Dante racconta il suo viaggio nell’aldilà attraverso lo spostamento dell’attenzione del proprio io dalla natura contingente a quella immanente: nel suo poema tutto ha un perché. Ma non fa questo in modo unicamente razionale nel senso che non si affida solamente ai sensi e all’intelletto umani perché fa ampio uso dell’allegoria.
Si tratta di un uso che sfugge al controllo della ragione perché l’allegoria, attraverso i fatti narrati, culmina nell’indefinito aprendo la strada ad interpretazioni che solo l’ausilio della fede può rendere chiare e finite nel senso cioè di complete sia riguardo il destino di Dante viaggiatore sia riguardo il messaggio che ne deriva al lettore.

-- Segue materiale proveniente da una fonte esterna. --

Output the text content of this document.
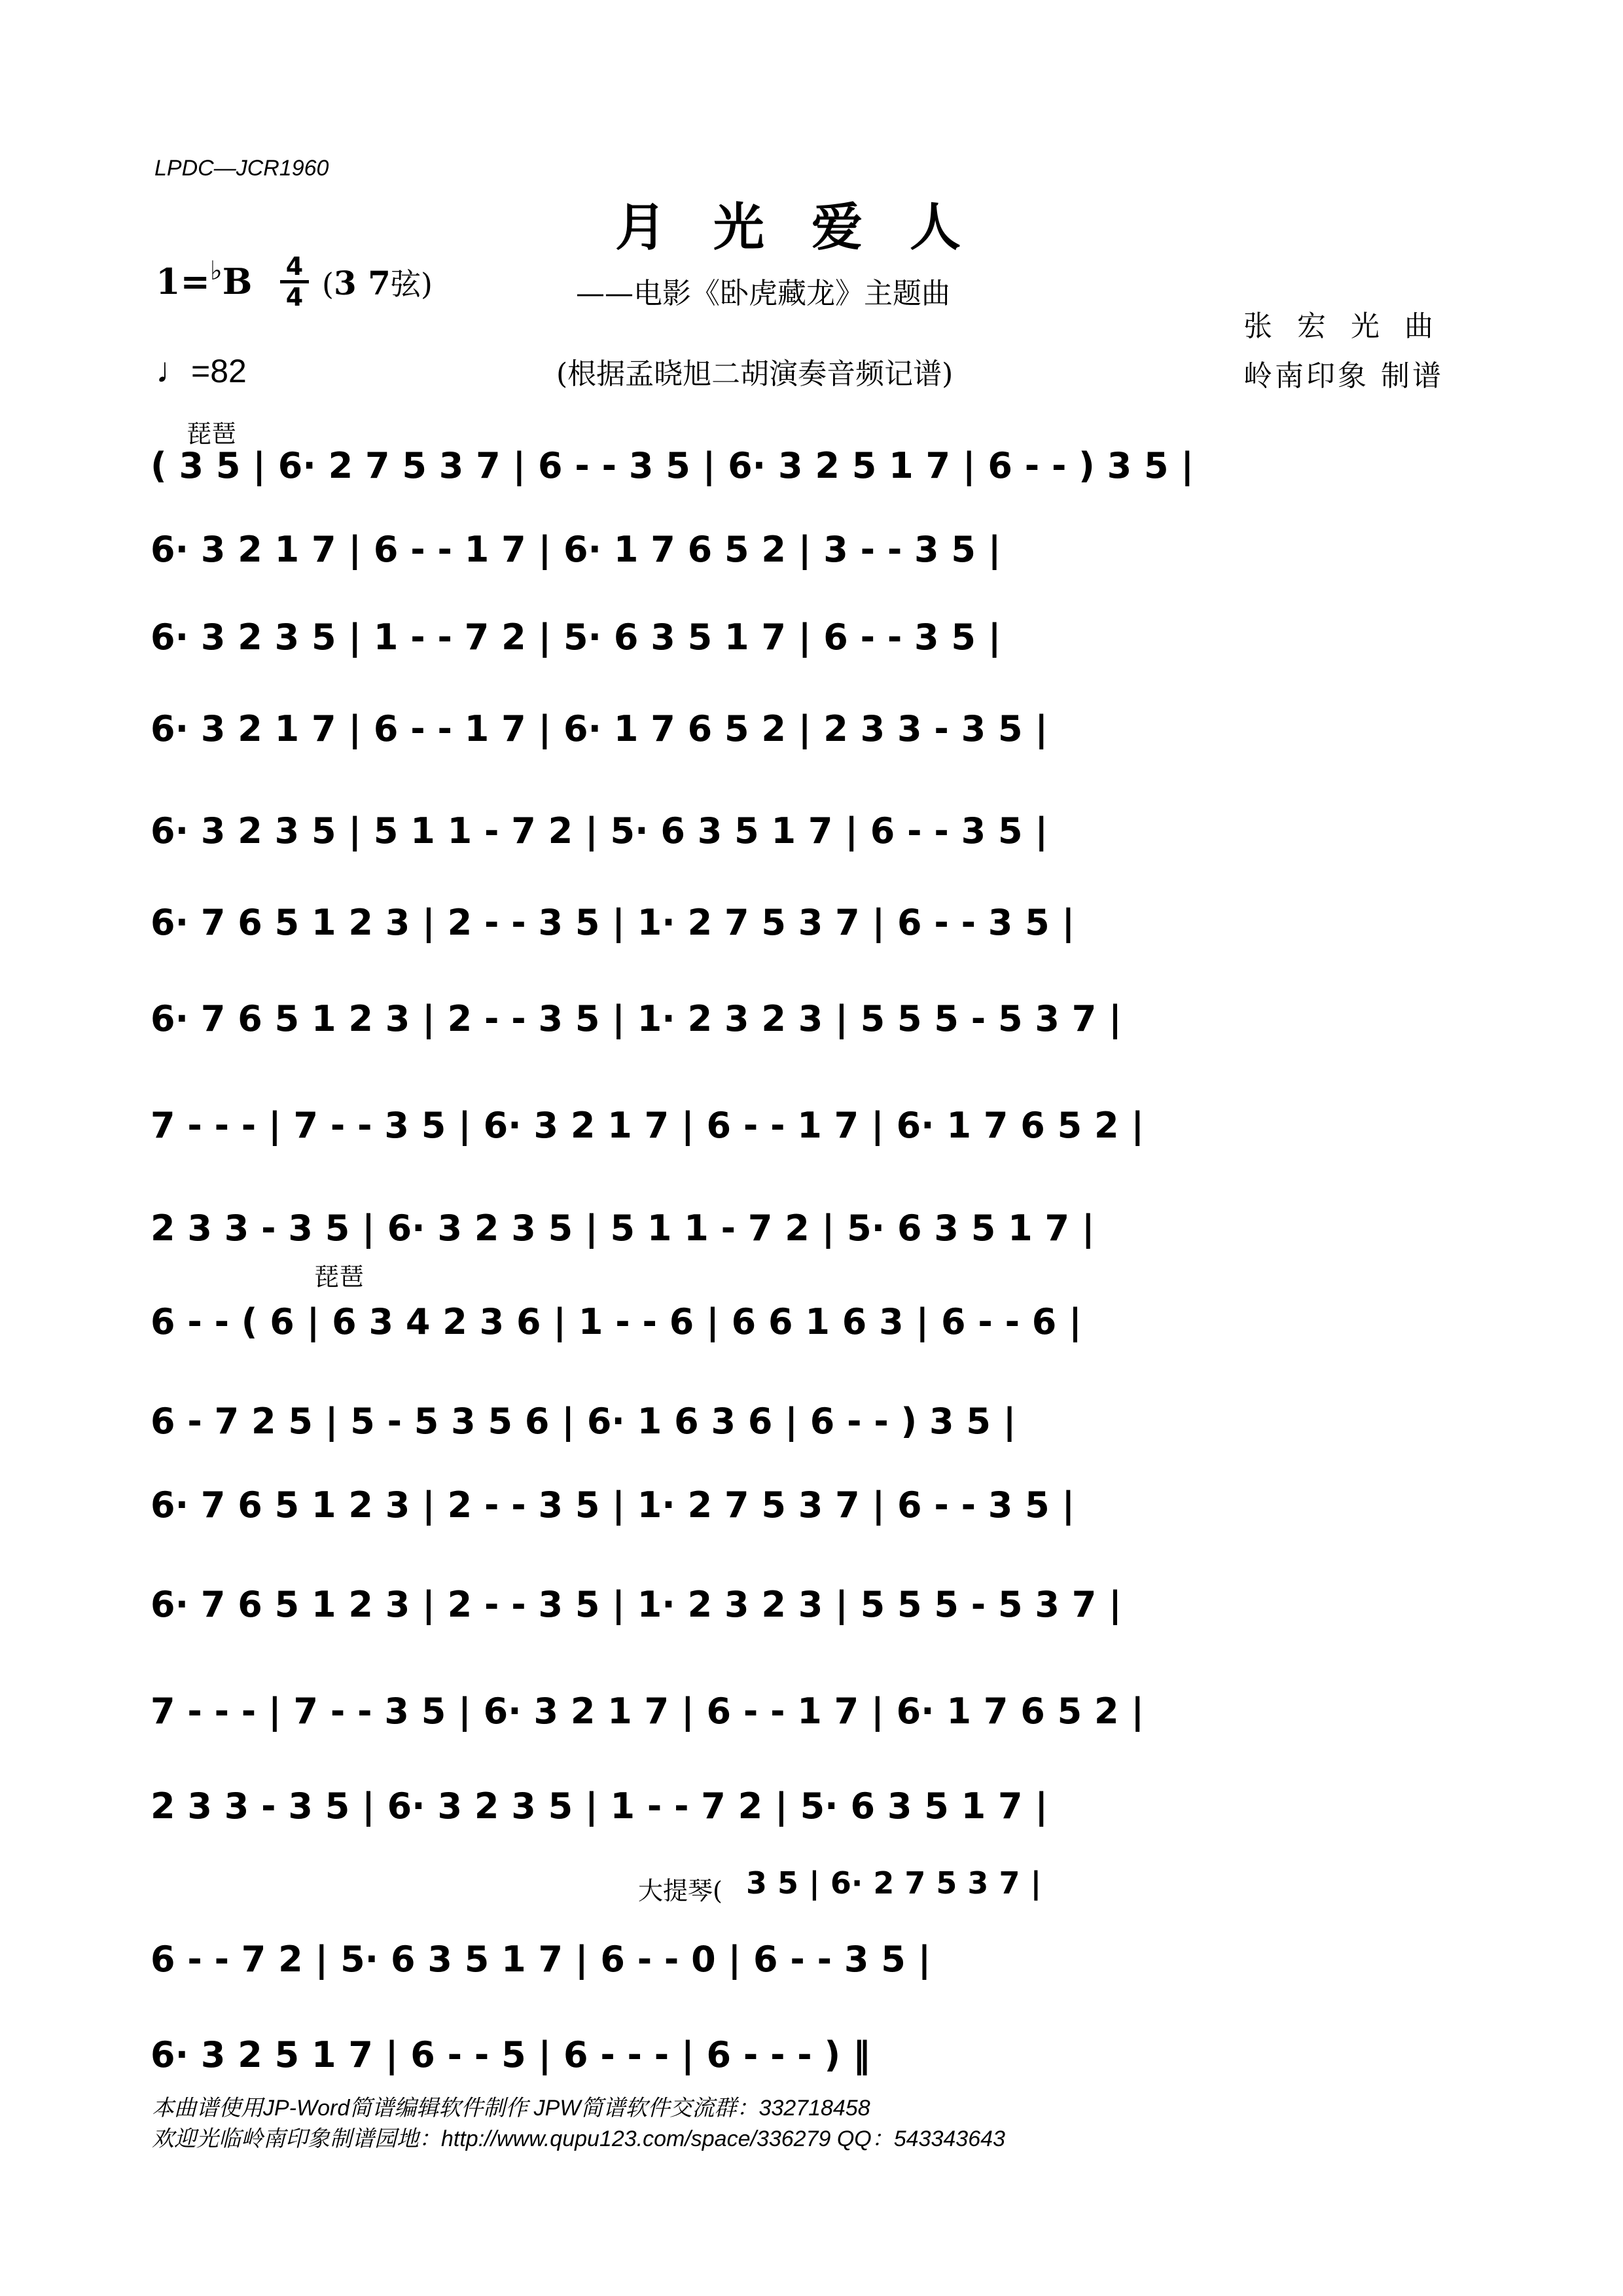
LPDC—JCR1960
月光爱人
——电影《卧虎藏龙》主题曲
(根据孟晓旭二胡演奏音频记谱)
张 宏 光 曲
岭南印象 制谱
1=♭B 4
4 (3 7弦)
♩=82
琵琶
琵琶
大提琴(
( 3 5 | 6· 2 7 5 3 7 | 6 - - 3 5 | 6· 3 2 5 1 7 | 6 - - ) 3 5 |
6· 3 2 1 7 | 6 - - 1 7 | 6· 1 7 6 5 2 | 3 - - 3 5 |
6· 3 2 3 5 | 1 - - 7 2 | 5· 6 3 5 1 7 | 6 - - 3 5 |
6· 3 2 1 7 | 6 - - 1 7 | 6· 1 7 6 5 2 | 2 3 3 - 3 5 |
6· 3 2 3 5 | 5 1 1 - 7 2 | 5· 6 3 5 1 7 | 6 - - 3 5 |
6· 7 6 5 1 2 3 | 2 - - 3 5 | 1· 2 7 5 3 7 | 6 - - 3 5 |
6· 7 6 5 1 2 3 | 2 - - 3 5 | 1· 2 3 2 3 | 5 5 5 - 5 3 7 |
7 - - - | 7 - - 3 5 | 6· 3 2 1 7 | 6 - - 1 7 | 6· 1 7 6 5 2 |
2 3 3 - 3 5 | 6· 3 2 3 5 | 5 1 1 - 7 2 | 5· 6 3 5 1 7 |
6 - - ( 6 | 6 3 4 2 3 6 | 1 - - 6 | 6 6 1 6 3 | 6 - - 6 |
6 - 7 2 5 | 5 - 5 3 5 6 | 6· 1 6 3 6 | 6 - - ) 3 5 |
6· 7 6 5 1 2 3 | 2 - - 3 5 | 1· 2 7 5 3 7 | 6 - - 3 5 |
6· 7 6 5 1 2 3 | 2 - - 3 5 | 1· 2 3 2 3 | 5 5 5 - 5 3 7 |
7 - - - | 7 - - 3 5 | 6· 3 2 1 7 | 6 - - 1 7 | 6· 1 7 6 5 2 |
2 3 3 - 3 5 | 6· 3 2 3 5 | 1 - - 7 2 | 5· 6 3 5 1 7 |
3 5 | 6· 2 7 5 3 7 |
6 - - 7 2 | 5· 6 3 5 1 7 | 6 - - 0 | 6 - - 3 5 |
6· 3 2 5 1 7 | 6 - - 5 | 6 - - - | 6 - - - ) ‖
本曲谱使用JP-Word简谱编辑软件制作 JPW简谱软件交流群：332718458
欢迎光临岭南印象制谱园地：http://www.qupu123.com/space/336279 QQ：543343643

In tal senso l’uso dell’allegoria si fonde con quello dell’analogia fondendo mirabilmente ragione e fede e soverchiando di gran lunga la trama degli eventi del poema attraverso l’idea di fatalità che coincide con la volontà divina.

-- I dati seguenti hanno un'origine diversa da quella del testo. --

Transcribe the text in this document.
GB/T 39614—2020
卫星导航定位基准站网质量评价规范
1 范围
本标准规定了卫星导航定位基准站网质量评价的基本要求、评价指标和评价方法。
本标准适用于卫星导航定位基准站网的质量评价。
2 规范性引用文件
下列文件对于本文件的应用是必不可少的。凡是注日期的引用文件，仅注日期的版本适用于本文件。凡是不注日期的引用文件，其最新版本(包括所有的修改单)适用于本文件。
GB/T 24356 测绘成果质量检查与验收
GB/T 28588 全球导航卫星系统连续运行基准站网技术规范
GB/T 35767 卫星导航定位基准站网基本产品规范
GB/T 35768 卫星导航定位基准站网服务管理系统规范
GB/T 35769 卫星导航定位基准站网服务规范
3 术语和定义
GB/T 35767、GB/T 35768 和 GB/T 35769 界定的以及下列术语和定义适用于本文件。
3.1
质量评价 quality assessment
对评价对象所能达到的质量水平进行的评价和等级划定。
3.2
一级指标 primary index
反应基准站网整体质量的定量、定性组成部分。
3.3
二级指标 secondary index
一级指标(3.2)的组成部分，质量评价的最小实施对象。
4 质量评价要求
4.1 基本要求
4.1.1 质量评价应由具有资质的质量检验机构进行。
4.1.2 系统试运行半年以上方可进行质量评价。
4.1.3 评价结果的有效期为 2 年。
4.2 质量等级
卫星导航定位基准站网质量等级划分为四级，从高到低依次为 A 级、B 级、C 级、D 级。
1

In altre parole Virgilio e Beatrice sono figure complementari perché, grazie ad essi, il lettore colloca le anime dei personaggi del poema dantesco su due piani diversi, quello che è la vita terrena di dette anime e quello che è l’eternità che ad esse deriva dal comportamento tenuto quando erano vive: la dimensione dell’eternità è, in tal caso, la percezione da parte delle anime del proprio status dopo la loro morte, che diventa consapevolezza morale e significato universale delle proprie azioni grazie alla volontà divina che ha valorizzato il criterio di scelta di ogni uomo quando questi era in vita facendolo arrivare alla determinazione del Sé.

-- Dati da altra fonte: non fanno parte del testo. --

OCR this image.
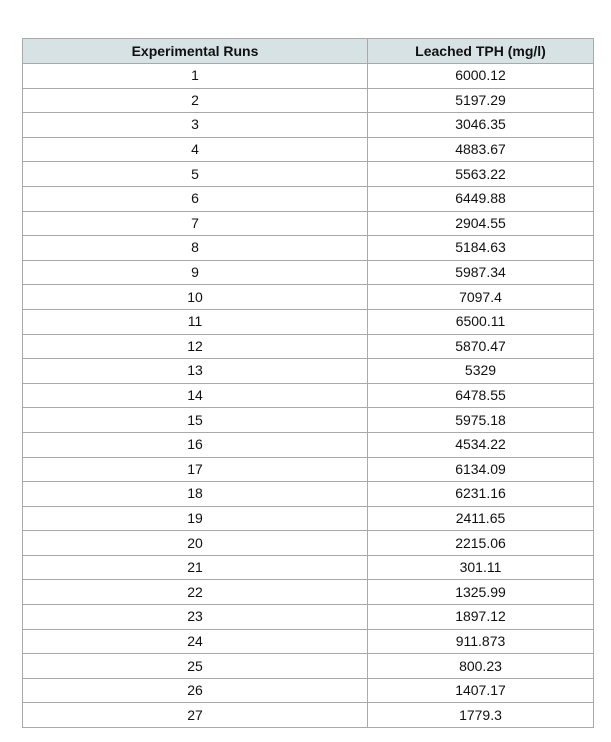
Experimental Runs	Leached TPH (mg/l)
1	6000.12
2	5197.29
3	3046.35
4	4883.67
5	5563.22
6	6449.88
7	2904.55
8	5184.63
9	5987.34
10	7097.4
11	6500.11
12	5870.47
13	5329
14	6478.55
15	5975.18
16	4534.22
17	6134.09
18	6231.16
19	2411.65
20	2215.06
21	301.11
22	1325.99
23	1897.12
24	911.873
25	800.23
26	1407.17
27	1779.3
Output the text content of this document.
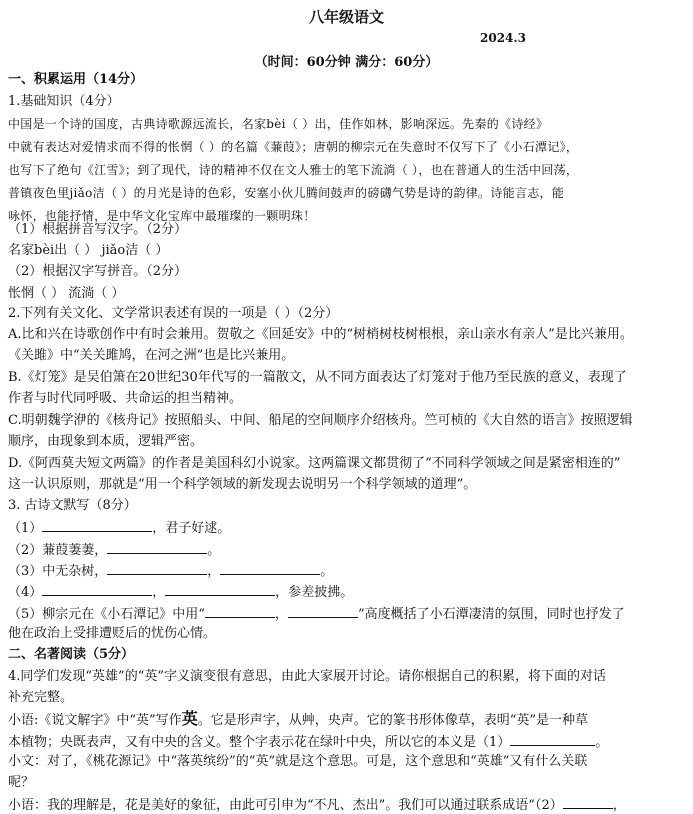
八年级语文
2024.3
（时间：60分钟 满分：60分）
一、积累运用（14分）
1.基础知识（4分）
中国是一个诗的国度，古典诗歌源远流长，名家bèi（ ）出，佳作如林，影响深远。先秦的《诗经》
中就有表达对爱情求而不得的怅惘（ ）的名篇《蒹葭》；唐朝的柳宗元在失意时不仅写下了《小石潭记》，
也写下了绝句《江雪》；到了现代，诗的精神不仅在文人雅士的笔下流淌（ ），也在普通人的生活中回荡，
普镇夜色里jiǎo洁（ ）的月光是诗的色彩，安塞小伙儿腾间鼓声的磅礴气势是诗的韵律。诗能言志，能
咏怀，也能抒情，是中华文化宝库中最璀璨的一颗明珠！
（1）根据拼音写汉字。（2分）
名家bèi出（ ） jiǎo洁（ ）
（2）根据汉字写拼音。（2分）
怅惘（ ） 流淌（ ）
2.下列有关文化、文学常识表述有误的一项是（ ）（2分）
A.比和兴在诗歌创作中有时会兼用。贺敬之《回延安》中的“树梢树枝树根根，亲山亲水有亲人”是比兴兼用。
《关雎》中“关关雎鸠，在河之洲”也是比兴兼用。
B.《灯笼》是吴伯箫在20世纪30年代写的一篇散文，从不同方面表达了灯笼对于他乃至民族的意义，表现了
作者与时代同呼吸、共命运的担当精神。
C.明朝魏学洢的《核舟记》按照船头、中间、船尾的空间顺序介绍核舟。竺可桢的《大自然的语言》按照逻辑
顺序，由现象到本质，逻辑严密。
D.《阿西莫夫短文两篇》的作者是美国科幻小说家。这两篇课文都贯彻了“不同科学领域之间是紧密相连的”
这一认识原则，那就是“用一个科学领域的新发现去说明另一个科学领域的道理”。
3. 古诗文默写（8分）
（1）	，君子好逑。
（2）蒹葭萋萋，	。
（3）中无杂树，	，	。
（4）	，	，参差披拂。
（5）柳宗元在《小石潭记》中用“	，	”高度概括了小石潭凄清的氛围，同时也抒发了
他在政治上受排遭贬后的忧伤心情。
二、名著阅读（5分）
4.同学们发现“英雄”的“英”字义演变很有意思，由此大家展开讨论。请你根据自己的积累，将下面的对话
补充完整。
小语:《说文解字》中“英”写作英。它是形声字，从艸，央声。它的篆书形体像草，表明“英”是一种草
本植物；央既表声，又有中央的含义。整个字表示花在绿叶中央，所以它的本义是（1）	。
小文：对了，《桃花源记》中“落英缤纷”的“英”就是这个意思。可是，这个意思和“英雄”又有什么关联
呢？
小语：我的理解是，花是美好的象征，由此可引申为“不凡、杰出”。我们可以通过联系成语“（2）	，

In altre parole l’uomo, una volta entrato, nell’aldilà concepisce in modo definitivo il valore delle proprie azioni arrivando attraverso l’intervento di Dio a comprenderne il senso. In questo modo in Dante ragione e fede superano la condizione di entità dell’Essere perché inscritte in un universo, quello della Divina Commedia, in cui il razionalismo aristotelico e il misticismo neoplatonismo paradossalmente coincidono in quanto dettati da una ricognizione che il Sommo Poeta fa del suo background culturale il che è lo stesso che dire che Dante si sente moralmente impegnato a rappresentare la vita di tutti noi attraverso il proprio destino sia di letterato che di esule.
È inevitabile che Dante pone la propria attenzione sui concetti di libertà e dignità considerando le proprie ingiustizie subite, la fede come naturale conseguenza delle proprie vicissitudini, vissute all’ombra di una ragione che ha generato la storia terrena, e la volontà di Dio il quale si pone come arbitro nella valorizzazione del momento della scelta dell’uomo che si spinge, oltre le umane apparenze, verso il mistero della Trinità.
Ma questo a condizione che l’uomo si immerga nel flusso continuo degli eventi per comprendere che l’impossibilità di interpretare la volontà di Dio è il presupposto affinché egli migliori sempre di più trovando le ragioni della propria esistenza in ciò che è sempre al di fuori di lui.